Oct. 7, 2009

I was sitting down at my computer the other day, staring at the login screen, and I began to wonder, why do I play WoW?  While I initially started playing because a friend suggested it to me, over the past 4, almost 5, years I’d say 90% (if not higher) of what I do is solo play.  I do enjoy the occasional raid, when time allows it, but that is such a rare part of my playtime it hardly counts.  So, in this realm of Massively Multiplayer Online Role Playing Game, what is it about WoW that keeps me, an essentially solo player, coming back?  Well, I thought about that.  Part of it is the ease at which I can come and go.  I can come on a fish for a bit, or do a daily or two.  I can run an alt around.  Many, many, many things that you can do in what amounts to a pretty sporadic playtime.  But that wasn’t it.  At least not entirely.  I continued down this path a bit more.  I think at the most basic level, it’s the guild interaction.  I’m playing with friends…even when I’m off in some other zone by myself.  For me, most times WoW is a single-player RPG with an integrated chat client.  And I like it like that.  I’ve tried just about every other MMO out there at one time or another.  I come back to WoW because that’s where my friends are.
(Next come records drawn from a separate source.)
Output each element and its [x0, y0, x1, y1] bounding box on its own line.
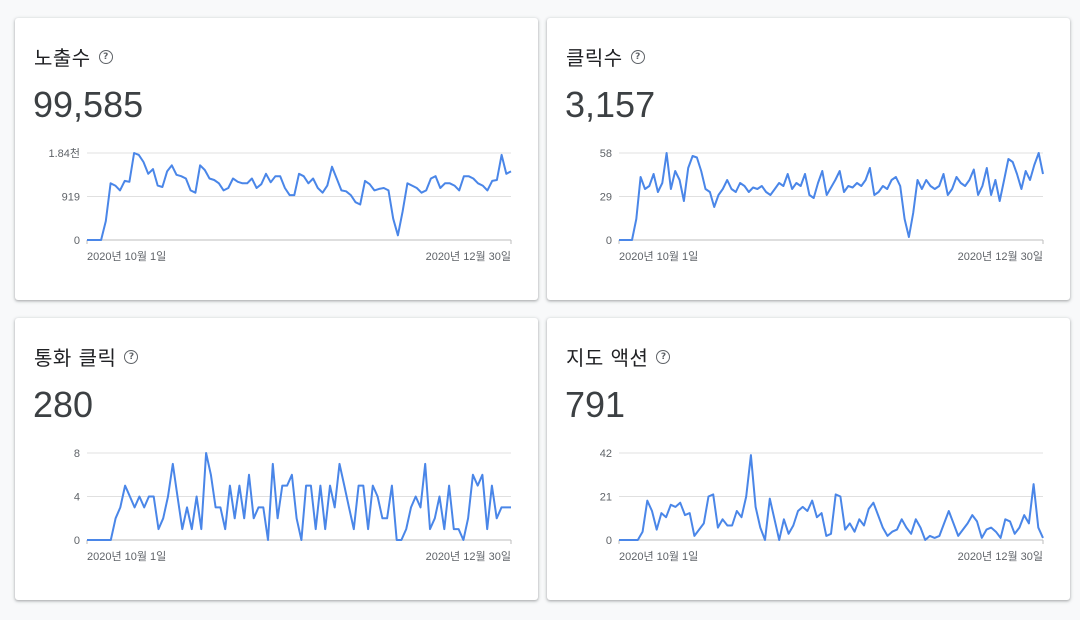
x-tick-label: 2020년 10월 1일: [619, 249, 698, 263]
metric-value: 791: [565, 384, 626, 425]
card-title: 지도 액션: [566, 346, 649, 370]
line-chart: 42 21 0 2020년 10월 1일 2020년 12월 30일: [600, 448, 1044, 563]
x-tick-label: 2020년 10월 1일: [87, 249, 166, 263]
y-tick-label: 0: [606, 235, 612, 247]
card-title: 노출수: [34, 46, 91, 70]
line-chart: 1.84천 919 0 2020년 10월 1일 2020년 12월 30일: [48, 146, 512, 263]
help-circle-icon[interactable]: ?: [98, 49, 113, 64]
help-circle-icon[interactable]: ?: [124, 349, 139, 364]
card-impressions: 노출수 ? 99,585 1.84천 919 0 2020년 10월 1일 2020년 …: [15, 18, 538, 300]
y-tick-label: 919: [62, 192, 80, 204]
x-tick-label: 2020년 10월 1일: [87, 549, 166, 563]
card-clicks: 클릭수 ? 3,157 58 29 0 2020년 10월 1일 2020년 12월 3…: [547, 18, 1070, 300]
y-tick-label: 8: [74, 448, 80, 460]
x-tick-label: 2020년 12월 30일: [958, 549, 1043, 563]
line-chart: 8 4 0 2020년 10월 1일 2020년 12월 30일: [74, 448, 512, 563]
x-tick-label: 2020년 12월 30일: [426, 249, 511, 263]
x-tick-label: 2020년 12월 30일: [958, 249, 1043, 263]
undefined: [619, 454, 1044, 541]
y-tick-label: 42: [600, 448, 612, 460]
line-chart: 58 29 0 2020년 10월 1일 2020년 12월 30일: [600, 148, 1044, 263]
y-tick-label: 0: [606, 535, 612, 547]
metric-value: 3,157: [565, 84, 656, 125]
card-call-clicks: 통화 클릭 ? 280 8 4 0 2020년 10월 1일 2020년 12월 30일: [15, 318, 538, 600]
x-tick-label: 2020년 12월 30일: [426, 549, 511, 563]
y-tick-label: 58: [600, 148, 612, 160]
card-title: 클릭수: [566, 46, 623, 70]
card-map-actions: 지도 액션 ? 791 42 21 0 2020년 10월 1일 2020년 12월 3…: [547, 318, 1070, 600]
y-tick-label: 1.84천: [48, 146, 80, 160]
y-tick-label: 29: [600, 192, 612, 204]
y-tick-label: 0: [74, 535, 80, 547]
x-tick-label: 2020년 10월 1일: [619, 549, 698, 563]
card-title: 통화 클릭: [34, 346, 117, 370]
y-tick-label: 21: [600, 492, 612, 504]
metric-value: 280: [33, 384, 94, 425]
help-circle-icon[interactable]: ?: [630, 49, 645, 64]
y-tick-label: 4: [74, 492, 80, 504]
metric-value: 99,585: [33, 84, 144, 125]
y-tick-label: 0: [74, 235, 80, 247]
help-circle-icon[interactable]: ?: [656, 349, 671, 364]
This introduces another problem, though.  My friends are all over the place.  While my home is Area 52, I have friends on Sen’Jin, Thrall, Cenarion Circle, Llane, etc.  I tried playing on multiple servers once.  It cost me a lot of money.  I ended up moving all my toons to the new server…then back again.  Don’t want to do that again.  So I swore off multi-server living.  Yesterday I created a toon on Thrall to harass a friend.  I plan on doing this for some other servers too.  Giving it another go.  While I don’t see any of them taking me away from my home on Area 52, I do have to admit some concern.  So I ask you multi-server folk.  How do you do it?